Friable Thoughts

Monday, May 16, 2005

Arlen Specter, Fire Your Editorial Writers

It's not a big surprise that Arlen Specter would push for his bill in the New York Times editorial pages but this effort is kind of lame. First, why spend all your effort attacking Dick Armey when the main opposition is from the trial lawyers and the labor unions? Could it be that Mr. Armey has influence with the waivering conservative senators?

Second, if many of the major contributors to the fund are against the fund to start with, forcing them to pay into the fund would be a tax or, even worse, an unconstitutional taking. Specter implies that all the insurers and manufacturers have agreed to pay into the fund which is disproven by his own point that Mr. Armey is getting funding from an insurer opposed to the fund.

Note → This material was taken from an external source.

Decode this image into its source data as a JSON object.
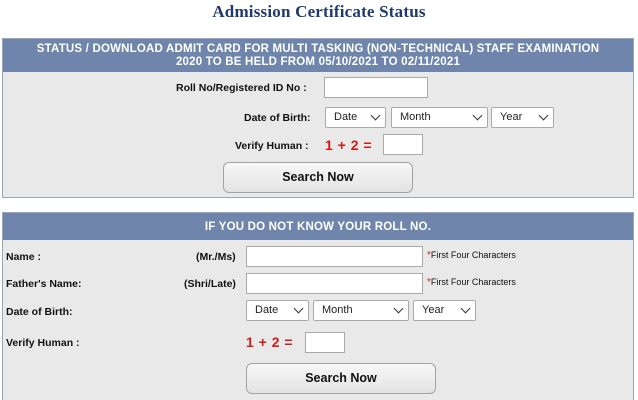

Finally, he makes very little hay on the (in)ability of the current tort system to handles asbestos claims. Where is the harping that only 10% of cases are legitimate or that less than half the money currently spent on litigation goes to the plaintiffs themselves?

There are valid reasons for asbestos litigation reform. There are good arguments for Specter's bill but, unfortunately, they're not laid out in Specter's editorial.

Paying for Asbestos

1 Comments:

  • Heh. Looks like all the comments are going to be self-trumpeting rather than talking about your post.

    Maybe... maybe Specter didn't need to lay out the merits of the bill. Maybe the editorial page isn't a good forum for that. Maybe the best possible use of an editorial (we mean op-ed, right? not editorial?) soapbox is to toss a grenade, a messy smear that will go off and fragment and stick for a little while, so that everyone's talking about how awful Armey is, according to this one article I read in the papah.

    If, as you suggest, personal politics matter to the passage of the bill- not that I would suspect that of ever happening- then I wonder if Specter didn't do exactly what he wanted to do. If all he was after was spreading his view of the merits, he could call a press conference, put up a website or make a speech, or get some untrustworthy to deny it on t.v.

    Oh, and you know you've been a lawyer too much and a blogger to little when you type "waivering." It's waiver, a noun, and waver, a verb, and when someone teeters or can't decide or flip-flops or is weakly held, they're wavering.

    And if every blogger was held to their every mistake, they'd not be able to hold down their day jobs.